核因子-κB(NF-κB)和信号转导和转录激活因子 3(STAT3)在 iMyc E mu 小鼠中持续激活,不仅在 LBL 中,而且在肿瘤发生前数月的年轻动物的脾脏 B 淋巴细胞中也是如此。此外,在 iMyc E mu-1 细胞中抑制任一转录因子都会抑制细胞生长并导致细胞凋亡,而 NF-κB 活性的阻断会降低 STAT3 和 Myc 的 DNA 结合以及 Myc 的表达。抑制 STAT3 信号通路会消除 NF-κB 和 Myc 的活性,并相应降低 Myc 的水平。因此,在 iMyc E mu-1 细胞中,NF-κB 和 STAT3 是相互依赖的,可以共同调节 Myc。这与 NF-κB 和磷酸化 STAT3 彼此之间存在物理关联的情况一致。此外,LBL 和 iMyc E mu-1 细胞也表现出 AKT 的持续磷酸化。
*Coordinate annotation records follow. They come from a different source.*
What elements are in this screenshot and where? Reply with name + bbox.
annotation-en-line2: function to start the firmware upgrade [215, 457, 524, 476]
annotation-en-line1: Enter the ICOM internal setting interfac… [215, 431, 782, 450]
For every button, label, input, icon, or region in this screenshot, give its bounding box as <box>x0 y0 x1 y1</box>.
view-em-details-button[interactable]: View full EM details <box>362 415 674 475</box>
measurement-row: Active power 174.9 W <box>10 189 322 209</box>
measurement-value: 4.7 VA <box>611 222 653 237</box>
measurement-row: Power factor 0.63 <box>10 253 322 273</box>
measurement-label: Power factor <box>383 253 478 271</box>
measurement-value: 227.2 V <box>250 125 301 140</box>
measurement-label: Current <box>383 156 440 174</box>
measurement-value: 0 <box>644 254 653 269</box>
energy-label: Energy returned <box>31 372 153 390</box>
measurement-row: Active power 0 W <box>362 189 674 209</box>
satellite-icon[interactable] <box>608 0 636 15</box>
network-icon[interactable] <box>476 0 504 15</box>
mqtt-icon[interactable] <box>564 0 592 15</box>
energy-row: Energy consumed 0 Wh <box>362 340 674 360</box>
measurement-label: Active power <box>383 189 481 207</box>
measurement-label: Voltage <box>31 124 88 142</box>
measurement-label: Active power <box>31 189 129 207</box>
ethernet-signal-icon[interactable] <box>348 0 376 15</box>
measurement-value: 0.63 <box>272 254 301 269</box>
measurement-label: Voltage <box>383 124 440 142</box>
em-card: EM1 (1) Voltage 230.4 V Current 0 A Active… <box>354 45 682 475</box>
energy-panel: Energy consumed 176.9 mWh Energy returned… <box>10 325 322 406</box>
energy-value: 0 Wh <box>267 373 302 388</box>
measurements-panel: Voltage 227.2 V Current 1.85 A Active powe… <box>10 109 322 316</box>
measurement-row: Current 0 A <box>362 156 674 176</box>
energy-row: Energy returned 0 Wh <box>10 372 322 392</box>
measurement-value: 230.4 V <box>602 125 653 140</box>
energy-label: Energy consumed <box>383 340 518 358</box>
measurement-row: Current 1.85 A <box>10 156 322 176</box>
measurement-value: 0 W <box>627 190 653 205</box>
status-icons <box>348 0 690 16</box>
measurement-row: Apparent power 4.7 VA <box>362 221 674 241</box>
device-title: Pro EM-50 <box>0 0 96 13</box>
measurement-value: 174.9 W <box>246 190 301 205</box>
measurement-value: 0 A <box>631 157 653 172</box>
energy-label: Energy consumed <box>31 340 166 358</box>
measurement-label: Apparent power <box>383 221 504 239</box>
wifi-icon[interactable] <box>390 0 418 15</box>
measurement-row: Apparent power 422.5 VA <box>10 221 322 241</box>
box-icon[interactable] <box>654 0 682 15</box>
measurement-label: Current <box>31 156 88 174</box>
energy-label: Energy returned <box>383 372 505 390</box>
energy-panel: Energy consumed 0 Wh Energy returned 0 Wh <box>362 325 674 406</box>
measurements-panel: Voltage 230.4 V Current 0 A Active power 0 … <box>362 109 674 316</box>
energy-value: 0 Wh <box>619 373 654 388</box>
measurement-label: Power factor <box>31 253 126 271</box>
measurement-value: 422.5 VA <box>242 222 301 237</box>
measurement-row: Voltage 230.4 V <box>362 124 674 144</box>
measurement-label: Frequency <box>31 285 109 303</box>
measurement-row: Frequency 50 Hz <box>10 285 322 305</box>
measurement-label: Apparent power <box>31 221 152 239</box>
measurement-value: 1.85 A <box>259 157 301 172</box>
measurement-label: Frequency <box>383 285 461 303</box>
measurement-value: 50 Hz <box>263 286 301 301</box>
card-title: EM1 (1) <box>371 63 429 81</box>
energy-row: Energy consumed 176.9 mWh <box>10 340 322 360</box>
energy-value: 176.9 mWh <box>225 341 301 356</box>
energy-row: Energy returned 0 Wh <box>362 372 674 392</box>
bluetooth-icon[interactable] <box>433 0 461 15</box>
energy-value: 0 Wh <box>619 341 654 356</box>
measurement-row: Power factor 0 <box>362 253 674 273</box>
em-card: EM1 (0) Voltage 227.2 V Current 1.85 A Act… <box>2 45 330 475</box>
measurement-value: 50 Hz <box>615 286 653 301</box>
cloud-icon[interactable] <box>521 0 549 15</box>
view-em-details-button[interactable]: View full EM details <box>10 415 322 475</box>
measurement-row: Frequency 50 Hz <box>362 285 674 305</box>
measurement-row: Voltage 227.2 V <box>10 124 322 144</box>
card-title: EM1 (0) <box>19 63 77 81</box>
通过抑制 PI3K 阻断 AKT 激活会降低 iMyc E mu-1 细胞的增殖并通过降低 NF-κB 和 STAT3 活性以及降低 Myc 水平导致细胞凋亡。NF-κB、STAT3 和/或 PI3K 抑制剂的联合治疗导致 iMyc E mu-1 细胞增殖的相加抑制,表明这些信号通路汇聚。
我们的研究结果支持这样一种观点,即 NF-κB 和 STAT3 的持续激活依赖于 PI3K 的上游信号转导,并且这种激活对于细胞存活和增殖以及维持 Myc 水平是重要的。综上所述,这些数据表明 NF-κB、STAT3 和 PI3K 之间的相互作用参与了 iMyc E mu B 细胞淋巴瘤的发生。